Firm seeks investors for International School

Mayor Don McCormick will head to China in October to assist search

  • Jul. 27, 2018 12:00 a.m.
Firm seeks investors for International School

Kimberley Mayor Don McCormick is headed to China this October, alongside Purcell International Education (PIE), in order to meet with potential investors regarding a proposed $50 million full-time international education school in Kimberley.

Duncan MacLeod, who was formerly the International Education Manager for SD6 and the Rocky Mountain International Education Program, has started a new venture as President of Purcell International Education Ltd.
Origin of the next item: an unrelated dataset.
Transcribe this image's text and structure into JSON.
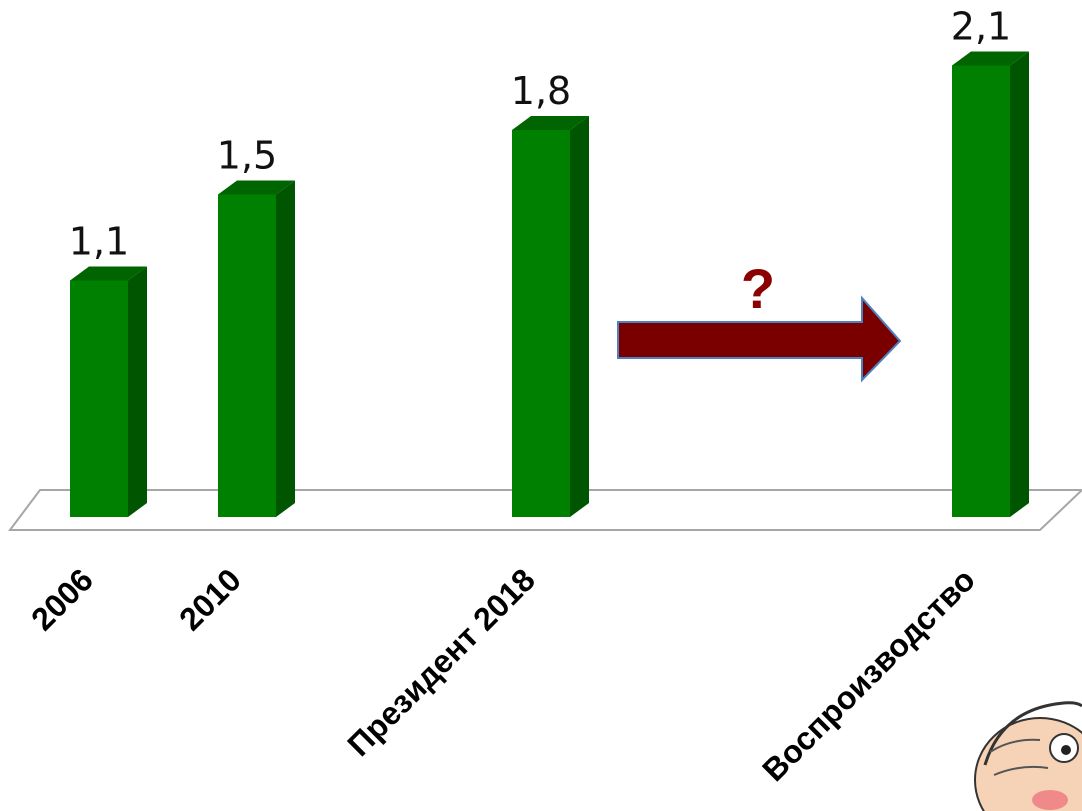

He has invited the Mayor to China, all expenses paid by PIE.

MacLeod was reached for comment with no response, however in a letter to Mayor and Council he explained that PIE is seeking to raise $50 million from Chinese investors in Hong Kong and Guangdong, along with investors in the Vancouver area.

“As an economic development initiative, the proposed school has transformational potential for Kimberley,” wrote MacLeod.
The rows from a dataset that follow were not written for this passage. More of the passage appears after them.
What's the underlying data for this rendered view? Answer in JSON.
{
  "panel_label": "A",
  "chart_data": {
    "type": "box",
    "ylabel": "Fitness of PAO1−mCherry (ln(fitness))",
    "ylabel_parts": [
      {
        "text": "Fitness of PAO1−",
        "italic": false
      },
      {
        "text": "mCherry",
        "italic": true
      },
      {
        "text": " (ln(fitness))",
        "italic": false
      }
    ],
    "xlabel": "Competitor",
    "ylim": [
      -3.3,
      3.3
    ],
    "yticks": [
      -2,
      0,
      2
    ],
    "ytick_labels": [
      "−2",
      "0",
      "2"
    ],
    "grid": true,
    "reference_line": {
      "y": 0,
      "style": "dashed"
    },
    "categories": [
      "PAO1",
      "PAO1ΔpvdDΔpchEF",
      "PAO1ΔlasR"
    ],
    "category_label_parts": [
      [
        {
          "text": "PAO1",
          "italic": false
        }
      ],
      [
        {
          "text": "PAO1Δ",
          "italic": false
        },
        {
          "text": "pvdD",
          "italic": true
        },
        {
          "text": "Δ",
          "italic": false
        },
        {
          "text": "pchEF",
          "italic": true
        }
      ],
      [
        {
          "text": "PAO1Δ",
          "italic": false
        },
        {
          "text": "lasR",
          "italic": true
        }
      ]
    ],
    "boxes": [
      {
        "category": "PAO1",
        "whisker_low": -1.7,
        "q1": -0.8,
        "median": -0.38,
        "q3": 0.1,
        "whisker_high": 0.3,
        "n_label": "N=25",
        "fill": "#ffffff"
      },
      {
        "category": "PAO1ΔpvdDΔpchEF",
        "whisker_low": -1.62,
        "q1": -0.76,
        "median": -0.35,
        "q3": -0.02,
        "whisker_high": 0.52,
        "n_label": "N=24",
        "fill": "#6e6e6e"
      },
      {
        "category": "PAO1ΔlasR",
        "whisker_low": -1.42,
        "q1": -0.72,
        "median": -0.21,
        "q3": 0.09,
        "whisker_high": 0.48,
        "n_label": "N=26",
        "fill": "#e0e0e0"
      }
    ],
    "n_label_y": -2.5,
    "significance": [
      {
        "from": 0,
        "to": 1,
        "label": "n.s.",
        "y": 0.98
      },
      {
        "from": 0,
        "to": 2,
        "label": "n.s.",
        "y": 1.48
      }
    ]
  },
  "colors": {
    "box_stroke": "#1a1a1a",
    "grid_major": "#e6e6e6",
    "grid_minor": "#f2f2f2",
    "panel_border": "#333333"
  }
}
He adds that the school is forecast to generate over $20 million per year in annual revenue and $10 million in secondary (mostly local) spending by students and their parents.
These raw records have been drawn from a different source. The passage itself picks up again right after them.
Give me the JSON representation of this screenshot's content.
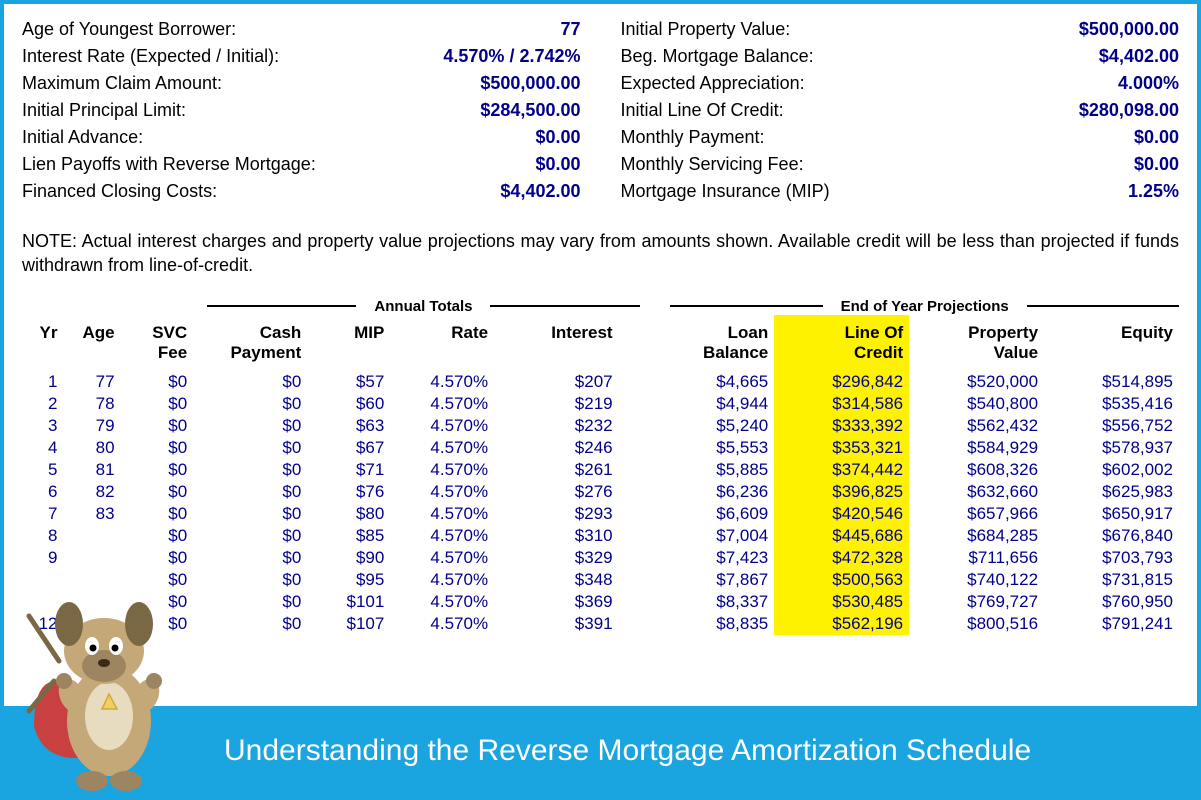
{
  "colors": {
    "frame_border": "#1aa4e0",
    "value_text": "#00008b",
    "highlight": "#fff200",
    "banner_bg": "#1aa4e0",
    "banner_text": "#ffffff",
    "mascot_body": "#c4a878",
    "mascot_cape": "#c94040",
    "mascot_badge": "#f0d060"
  },
  "summary": {
    "left": [
      {
        "label": "Age of Youngest Borrower:",
        "value": "77"
      },
      {
        "label": "Interest Rate (Expected / Initial):",
        "value": "4.570%  /  2.742%"
      },
      {
        "label": "Maximum Claim Amount:",
        "value": "$500,000.00"
      },
      {
        "label": "Initial Principal Limit:",
        "value": "$284,500.00"
      },
      {
        "label": "Initial Advance:",
        "value": "$0.00"
      },
      {
        "label": "Lien Payoffs with Reverse Mortgage:",
        "value": "$0.00"
      },
      {
        "label": "Financed Closing Costs:",
        "value": "$4,402.00"
      }
    ],
    "right": [
      {
        "label": "Initial Property Value:",
        "value": "$500,000.00"
      },
      {
        "label": "Beg. Mortgage Balance:",
        "value": "$4,402.00"
      },
      {
        "label": "Expected Appreciation:",
        "value": "4.000%"
      },
      {
        "label": "Initial Line Of Credit:",
        "value": "$280,098.00"
      },
      {
        "label": "Monthly Payment:",
        "value": "$0.00"
      },
      {
        "label": "Monthly Servicing Fee:",
        "value": "$0.00"
      },
      {
        "label": "Mortgage Insurance (MIP)",
        "value": "1.25%"
      }
    ]
  },
  "note": "NOTE: Actual interest charges and property value projections may vary from amounts shown. Available credit will be less than projected if funds withdrawn from line-of-credit.",
  "group_headers": {
    "annual": "Annual Totals",
    "eoy": "End of Year Projections"
  },
  "columns": {
    "yr": "Yr",
    "age": "Age",
    "svc": "SVC\nFee",
    "cash": "Cash\nPayment",
    "mip": "MIP",
    "rate": "Rate",
    "interest": "Interest",
    "loan": "Loan\nBalance",
    "loc": "Line Of\nCredit",
    "prop": "Property\nValue",
    "equity": "Equity"
  },
  "rows": [
    {
      "yr": "1",
      "age": "77",
      "svc": "$0",
      "cash": "$0",
      "mip": "$57",
      "rate": "4.570%",
      "int": "$207",
      "loan": "$4,665",
      "loc": "$296,842",
      "prop": "$520,000",
      "eq": "$514,895"
    },
    {
      "yr": "2",
      "age": "78",
      "svc": "$0",
      "cash": "$0",
      "mip": "$60",
      "rate": "4.570%",
      "int": "$219",
      "loan": "$4,944",
      "loc": "$314,586",
      "prop": "$540,800",
      "eq": "$535,416"
    },
    {
      "yr": "3",
      "age": "79",
      "svc": "$0",
      "cash": "$0",
      "mip": "$63",
      "rate": "4.570%",
      "int": "$232",
      "loan": "$5,240",
      "loc": "$333,392",
      "prop": "$562,432",
      "eq": "$556,752"
    },
    {
      "yr": "4",
      "age": "80",
      "svc": "$0",
      "cash": "$0",
      "mip": "$67",
      "rate": "4.570%",
      "int": "$246",
      "loan": "$5,553",
      "loc": "$353,321",
      "prop": "$584,929",
      "eq": "$578,937"
    },
    {
      "yr": "5",
      "age": "81",
      "svc": "$0",
      "cash": "$0",
      "mip": "$71",
      "rate": "4.570%",
      "int": "$261",
      "loan": "$5,885",
      "loc": "$374,442",
      "prop": "$608,326",
      "eq": "$602,002"
    },
    {
      "yr": "6",
      "age": "82",
      "svc": "$0",
      "cash": "$0",
      "mip": "$76",
      "rate": "4.570%",
      "int": "$276",
      "loan": "$6,236",
      "loc": "$396,825",
      "prop": "$632,660",
      "eq": "$625,983"
    },
    {
      "yr": "7",
      "age": "83",
      "svc": "$0",
      "cash": "$0",
      "mip": "$80",
      "rate": "4.570%",
      "int": "$293",
      "loan": "$6,609",
      "loc": "$420,546",
      "prop": "$657,966",
      "eq": "$650,917"
    },
    {
      "yr": "8",
      "age": "",
      "svc": "$0",
      "cash": "$0",
      "mip": "$85",
      "rate": "4.570%",
      "int": "$310",
      "loan": "$7,004",
      "loc": "$445,686",
      "prop": "$684,285",
      "eq": "$676,840"
    },
    {
      "yr": "9",
      "age": "",
      "svc": "$0",
      "cash": "$0",
      "mip": "$90",
      "rate": "4.570%",
      "int": "$329",
      "loan": "$7,423",
      "loc": "$472,328",
      "prop": "$711,656",
      "eq": "$703,793"
    },
    {
      "yr": "",
      "age": "",
      "svc": "$0",
      "cash": "$0",
      "mip": "$95",
      "rate": "4.570%",
      "int": "$348",
      "loan": "$7,867",
      "loc": "$500,563",
      "prop": "$740,122",
      "eq": "$731,815"
    },
    {
      "yr": "",
      "age": "",
      "svc": "$0",
      "cash": "$0",
      "mip": "$101",
      "rate": "4.570%",
      "int": "$369",
      "loan": "$8,337",
      "loc": "$530,485",
      "prop": "$769,727",
      "eq": "$760,950"
    },
    {
      "yr": "12",
      "age": "",
      "svc": "$0",
      "cash": "$0",
      "mip": "$107",
      "rate": "4.570%",
      "int": "$391",
      "loan": "$8,835",
      "loc": "$562,196",
      "prop": "$800,516",
      "eq": "$791,241"
    }
  ],
  "banner": {
    "text": "Understanding the Reverse Mortgage Amortization Schedule"
  }
}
MacLeod and McCormick want to put Kimberley on the map for foreign investors. The Mayor says that a large amount of foreign money is invested into the mainland, however himself and MacLeod are working with the province to notify investors that “there’s more than the mainland”.

“International education is a significant export earner for British Columbia, contributing more than $2 billion to the economy annually,” MacLeod said. “The majority of the activity in the sector takes place in the Lower Mainland but the Kootenay Rockies region of B.C. has established its own market and has demonstrated potential to grow, particularly in Kimberley where international education has a long and successful history that has only been limited by access to available spaces in the public school international program.”

The three major factors affecting investors’ decisions, says McCormick, are dollars, safety of kids, and the diversity of students.

He adds that PIE would need 40 to 50 acres of land on which to build their campus, and the development would be phased over several years.

“40 to 50 acres in Surrey would probably cost $40 or $50 million,” said McCormick.

Where those 40 to 50 acres will be has yet to be determined. McCormick says that PIE is currently looking at Teck owned lands in Forest Crowne, along with exploring other options.

Kimberley would see a diverse student body, of approximately 450, with one third from China, one third from other international locations such as Europe and one third from across North America. They will all follow the B.C. Education curriculum and the school would be a full-time, year-round operation, says McCormick.

“The proposed independent school will not only create additional spaces but new and attractive programming in support of maximizing the international education opportunity in and for Kimberley,” said MacLeod.

Despite the fact that investors are “really interested” in this project, says MacLeod, they need to be convinced that Kimberley is the right place to do so. Hence, the Mayor’s trip to China.

Once there, McCormick and MacLeod will work with investors and consultants to build a business case, and they will also need to acquire political support on a local, provincial and federal level.